(Reuters) – Foreign-listed Chinese shares rallied on Wednesday after Beijing vowed to keep markets stable, soothing overseas investors’ nerves after a sell-off due to worries over differences between China and the West in the Russia-Ukraine war.
Remarks by China’s Vice Premier Liu He that Beijing would roll out support for the economy and keep markets stable sparked a bounce from 21-month lows for local equities, fuelling a rally for U.S.- and Europe-listed Chinese shares.
In U.S. trading, JD.com jumped 39.4%, Alibaba gained 36.8% and Pinduoduo rallied 56.1% in the biggest daily percentage advances ever for those shares. They fell to multi-year lows https://tmsnrt.rs/3u4Xtsk during Tuesday’s sell-off. The iShares MSCI China exchange-traded fund rose 20.9%.
Similarly, gaming company NetEase rose 25.7%, online video platform IQIYI jumped 50%, music-streaming company Tencent Music gained 29.3%, and mobile game publisher Bilibili advanced 47.6%, while Amsterdam-listed Prosus, which owns a 29% stake in the Chinese tech giant Tencent, also gained sharply.
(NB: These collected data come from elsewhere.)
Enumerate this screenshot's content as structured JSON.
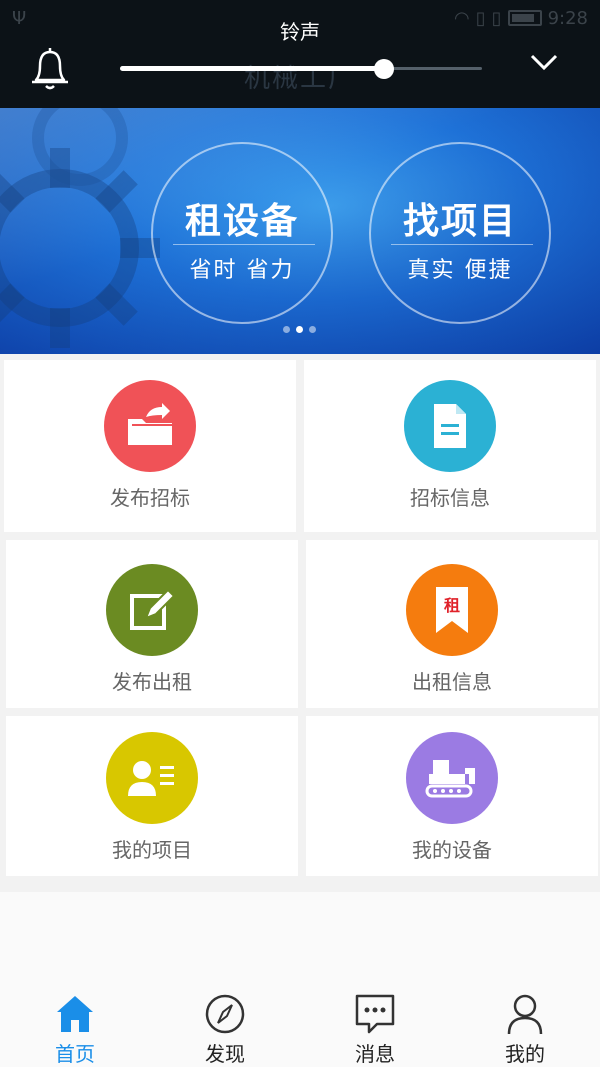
{
  "overlay": {
    "title": "铃声",
    "ghost_title": "机械工厂",
    "volume_level": 0.73,
    "status_time": "9:28"
  },
  "banner": {
    "left_badge": {
      "main": "租设备",
      "sub": "省时 省力"
    },
    "right_badge": {
      "main": "找项目",
      "sub": "真实 便捷"
    },
    "page_count": 3,
    "active_page": 1
  },
  "grid": [
    {
      "label": "发布招标",
      "icon": "folder-share-icon",
      "color": "#f05257"
    },
    {
      "label": "招标信息",
      "icon": "document-icon",
      "color": "#2bb1d4"
    },
    {
      "label": "发布出租",
      "icon": "edit-pencil-icon",
      "color": "#6b8b22"
    },
    {
      "label": "出租信息",
      "icon": "rent-bookmark-icon",
      "color": "#f57c0e"
    },
    {
      "label": "我的项目",
      "icon": "profile-card-icon",
      "color": "#d8c700"
    },
    {
      "label": "我的设备",
      "icon": "excavator-icon",
      "color": "#9b7be3"
    }
  ],
  "rent_badge_text": "租",
  "tabs": [
    {
      "label": "首页",
      "icon": "home-icon",
      "active": true
    },
    {
      "label": "发现",
      "icon": "compass-icon",
      "active": false
    },
    {
      "label": "消息",
      "icon": "chat-bubble-icon",
      "active": false
    },
    {
      "label": "我的",
      "icon": "user-icon",
      "active": false
    }
  ],
  "colors": {
    "accent": "#1a8ee8",
    "overlay_bg": "#0c1217"
  }
}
“It was an utter surprise to the market that this is something (China is) even thinking about,” said Rick Meckler, partner at Cherry Lane Investments, a family investment office in New Vernon, New Jersey. “That’s what made the rally so strong.”
Still, “there’s going to be a discount on all of these stocks for a while,” he said, noting the recent JPMorgan Chase downgrade. Earlier this week, JPMorgan Chase & Co downgraded 28 Chinese stocks listed in the United States and Hong Kong.
“You need some follow-through here. It’s not enough to have one Chinese official say something really positive,” Meckler said.
Citibank’s Asia-Pacific trading strategist in Hong Kong, Mohammed Apabhai, likened the moment to the Federal Reserve’s market backstop in 2020 or then-ECB chief Mario Draghi’s “whatever it takes” speech that staunched the eurozone crisis in 2012.
“It’s not quite of that order of magnitude, but it’s not that far away either,” he said. “It seems like China has realized that the need to do something to support the economy, something proper.”
Chinese equities have seen severe selling pressure in recent days. Hong Kong stocks fell to a six-year low on Tuesday.
“Although it is still a volatile and somewhat opaque market, I think this is the right moment to look at Chinese stocks because valuations are good and macro data are recovering,” said Giuseppe Sersale, fund manager at Anthilia in Milan.
Frankfurt-listed depository receipts for Alibaba were among the most traded stocks on the Tradegate and Lang & Schwarz platforms, suggesting interest from German retail investors.
According to Vanda Research, which tracks retail flows, appetite for China ADRs has picked up the most since September 2021, with net purchases over the last 10 trading sessions topping $500 billion, the highest level in over six months.
Separately, China’s securities regulator said it would continue to communicate with U.S. regulators and strive to reach an agreement on China-U.S. audit supervision cooperation as soon as possible.
The speed at which Beijing has responded to this week’s sell-off would suggest it does not want to let things drift out of control, said AJ Bell investment director Russ Mould in London.
“Its key goal is common prosperity and stock markets matter because a lot of Chinese retail investors have money in equities, so their wealth is at stake if shares are plummeting in value,” he said.
Some analysts see Chinese stocks as a possible good long-term investment, following a torrid 2021 amid a crisis in the real estate sector and a severe regulatory crackdown on tech giants.
The MSCI China index was trading at a valuation discount of more than 30% to world stocks and twice as much the 20-year average discount, per Refinitiv data.